Salient. Victoria University Student Newspaper. Volume 36, Number 23. 23rd September 1973
Sin/Capitalism
Sin/Capitalism
Dear Eds,
I did not suggest to Prof Geering that 'Marxism is a set of historical predictions' as Bruce Robinson says in his Salient report last week, since I consider that statement to be anti-Marxist. What I suggested was that as society's level of productive activity increased, implying an ever-increasing appropriation of nature, so people's understanding of nature and of society (or themselves) advances. This is, as I understand it, the basis for the Marxist theory of knowledge which asserts that things can only be known in the degree to which they are changed or altered. To know the taste of a pear one must change the pear by biting it.

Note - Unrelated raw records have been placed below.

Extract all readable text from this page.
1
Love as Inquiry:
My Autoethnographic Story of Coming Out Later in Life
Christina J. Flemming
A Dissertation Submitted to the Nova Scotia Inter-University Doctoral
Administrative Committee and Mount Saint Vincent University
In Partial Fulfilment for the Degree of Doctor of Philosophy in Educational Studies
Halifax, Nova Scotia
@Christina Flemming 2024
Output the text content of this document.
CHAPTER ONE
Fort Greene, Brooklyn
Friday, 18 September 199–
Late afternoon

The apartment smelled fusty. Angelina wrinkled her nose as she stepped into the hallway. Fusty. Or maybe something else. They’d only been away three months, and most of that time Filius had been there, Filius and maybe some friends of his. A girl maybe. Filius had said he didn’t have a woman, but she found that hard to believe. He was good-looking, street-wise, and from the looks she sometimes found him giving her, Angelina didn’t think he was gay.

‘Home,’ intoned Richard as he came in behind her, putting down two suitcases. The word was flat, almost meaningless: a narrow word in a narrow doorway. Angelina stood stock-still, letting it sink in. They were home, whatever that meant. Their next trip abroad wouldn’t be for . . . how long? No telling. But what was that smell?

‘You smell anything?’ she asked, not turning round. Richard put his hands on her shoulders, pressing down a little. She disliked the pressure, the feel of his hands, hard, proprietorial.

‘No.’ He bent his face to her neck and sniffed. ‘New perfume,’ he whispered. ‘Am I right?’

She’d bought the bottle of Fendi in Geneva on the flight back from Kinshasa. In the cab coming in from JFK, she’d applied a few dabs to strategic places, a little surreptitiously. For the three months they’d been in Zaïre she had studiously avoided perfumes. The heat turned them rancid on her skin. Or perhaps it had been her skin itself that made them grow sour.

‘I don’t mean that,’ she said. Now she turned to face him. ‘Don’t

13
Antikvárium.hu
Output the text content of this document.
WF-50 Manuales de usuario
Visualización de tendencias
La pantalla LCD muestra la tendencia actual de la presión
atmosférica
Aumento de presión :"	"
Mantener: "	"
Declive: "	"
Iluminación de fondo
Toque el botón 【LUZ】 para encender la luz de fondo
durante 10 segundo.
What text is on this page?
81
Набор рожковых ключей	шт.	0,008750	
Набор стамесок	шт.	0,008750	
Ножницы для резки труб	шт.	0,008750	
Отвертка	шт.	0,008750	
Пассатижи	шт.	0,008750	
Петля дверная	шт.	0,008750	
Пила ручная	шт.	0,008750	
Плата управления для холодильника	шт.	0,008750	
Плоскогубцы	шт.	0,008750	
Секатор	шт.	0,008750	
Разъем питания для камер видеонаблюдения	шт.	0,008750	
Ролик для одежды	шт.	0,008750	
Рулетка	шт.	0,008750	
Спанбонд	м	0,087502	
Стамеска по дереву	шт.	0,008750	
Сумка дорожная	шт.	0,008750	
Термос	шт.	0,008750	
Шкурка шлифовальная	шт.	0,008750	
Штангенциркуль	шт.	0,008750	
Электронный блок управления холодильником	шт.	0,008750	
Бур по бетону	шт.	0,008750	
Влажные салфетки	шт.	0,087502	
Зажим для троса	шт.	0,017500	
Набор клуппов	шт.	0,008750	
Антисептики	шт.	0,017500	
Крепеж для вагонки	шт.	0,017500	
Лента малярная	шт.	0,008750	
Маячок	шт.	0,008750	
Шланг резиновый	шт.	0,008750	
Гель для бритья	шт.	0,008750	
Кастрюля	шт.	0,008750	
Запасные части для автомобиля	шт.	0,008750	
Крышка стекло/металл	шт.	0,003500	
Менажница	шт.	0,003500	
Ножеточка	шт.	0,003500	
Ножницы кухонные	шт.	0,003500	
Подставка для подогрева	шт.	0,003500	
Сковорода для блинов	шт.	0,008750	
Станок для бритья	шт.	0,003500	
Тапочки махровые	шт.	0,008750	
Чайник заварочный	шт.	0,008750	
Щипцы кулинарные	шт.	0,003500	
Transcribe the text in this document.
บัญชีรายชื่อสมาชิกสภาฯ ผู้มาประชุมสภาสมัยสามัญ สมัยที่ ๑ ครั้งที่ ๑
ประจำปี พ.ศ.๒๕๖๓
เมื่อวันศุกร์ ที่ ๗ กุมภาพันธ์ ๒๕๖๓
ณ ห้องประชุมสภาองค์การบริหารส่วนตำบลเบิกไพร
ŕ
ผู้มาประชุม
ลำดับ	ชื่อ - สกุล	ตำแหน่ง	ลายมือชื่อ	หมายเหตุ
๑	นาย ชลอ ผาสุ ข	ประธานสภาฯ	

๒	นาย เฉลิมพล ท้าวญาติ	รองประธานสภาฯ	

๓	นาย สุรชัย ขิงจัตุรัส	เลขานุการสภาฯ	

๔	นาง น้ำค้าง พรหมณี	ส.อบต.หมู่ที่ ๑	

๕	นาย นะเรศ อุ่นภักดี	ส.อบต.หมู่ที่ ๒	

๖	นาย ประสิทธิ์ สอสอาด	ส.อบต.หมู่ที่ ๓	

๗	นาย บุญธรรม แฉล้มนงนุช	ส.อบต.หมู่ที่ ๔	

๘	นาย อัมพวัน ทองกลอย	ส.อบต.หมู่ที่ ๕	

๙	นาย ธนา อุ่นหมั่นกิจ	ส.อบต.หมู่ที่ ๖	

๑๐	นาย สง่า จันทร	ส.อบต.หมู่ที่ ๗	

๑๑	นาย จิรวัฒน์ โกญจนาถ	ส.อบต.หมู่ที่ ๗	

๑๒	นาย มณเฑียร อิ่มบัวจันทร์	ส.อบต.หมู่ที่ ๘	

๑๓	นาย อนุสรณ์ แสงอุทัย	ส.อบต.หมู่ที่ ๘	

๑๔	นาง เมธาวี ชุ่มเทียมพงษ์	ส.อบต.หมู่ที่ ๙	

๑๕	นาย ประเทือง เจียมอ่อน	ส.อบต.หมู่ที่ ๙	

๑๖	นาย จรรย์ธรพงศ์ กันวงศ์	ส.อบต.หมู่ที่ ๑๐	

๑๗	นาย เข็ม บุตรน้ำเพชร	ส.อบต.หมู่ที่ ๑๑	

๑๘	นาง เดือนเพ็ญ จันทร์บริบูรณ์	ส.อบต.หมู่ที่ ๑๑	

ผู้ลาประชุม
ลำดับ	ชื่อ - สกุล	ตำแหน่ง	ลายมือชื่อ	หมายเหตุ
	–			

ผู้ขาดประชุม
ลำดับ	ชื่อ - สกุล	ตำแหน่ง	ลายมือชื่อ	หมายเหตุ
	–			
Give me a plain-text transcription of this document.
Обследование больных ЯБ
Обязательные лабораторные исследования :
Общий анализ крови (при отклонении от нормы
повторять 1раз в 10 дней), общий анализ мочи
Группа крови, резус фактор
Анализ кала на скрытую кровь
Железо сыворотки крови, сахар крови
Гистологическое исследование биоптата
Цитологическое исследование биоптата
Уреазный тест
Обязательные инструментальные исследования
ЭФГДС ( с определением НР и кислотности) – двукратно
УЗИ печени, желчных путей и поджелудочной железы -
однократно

Since productive activity (changing things)is an iron necessity for human society (as opposed to the specifically capitalist form of productive activity) people's knowledge necessarily advances also, thus rendering obsolete older modes of understanding. Dominant among the latter is religion in which human societies have sought refuge from their own lack of self-knowledge and in which they have represented their subordination to blind (because its not understood) necessity — "God's will".
I am still unsure how Professor Geering deduced from these remarks of mine that "what I call capitalism, religious people call sin", as Bruce Robinson correctly reports him as doing. However to equate an historical stage in the development of society-capitalism — with an empty, arbitrary concept like "sin" is patently absurd. The only purpose such a reduction can serve is to bullshit people that capitalism and sin being the same thing and sin being a permanent fact of human existence, therefore capitalism too is a permanent fact of human existence. Would it be unfair or inaccurate to describe this view as reactionary in the extreme?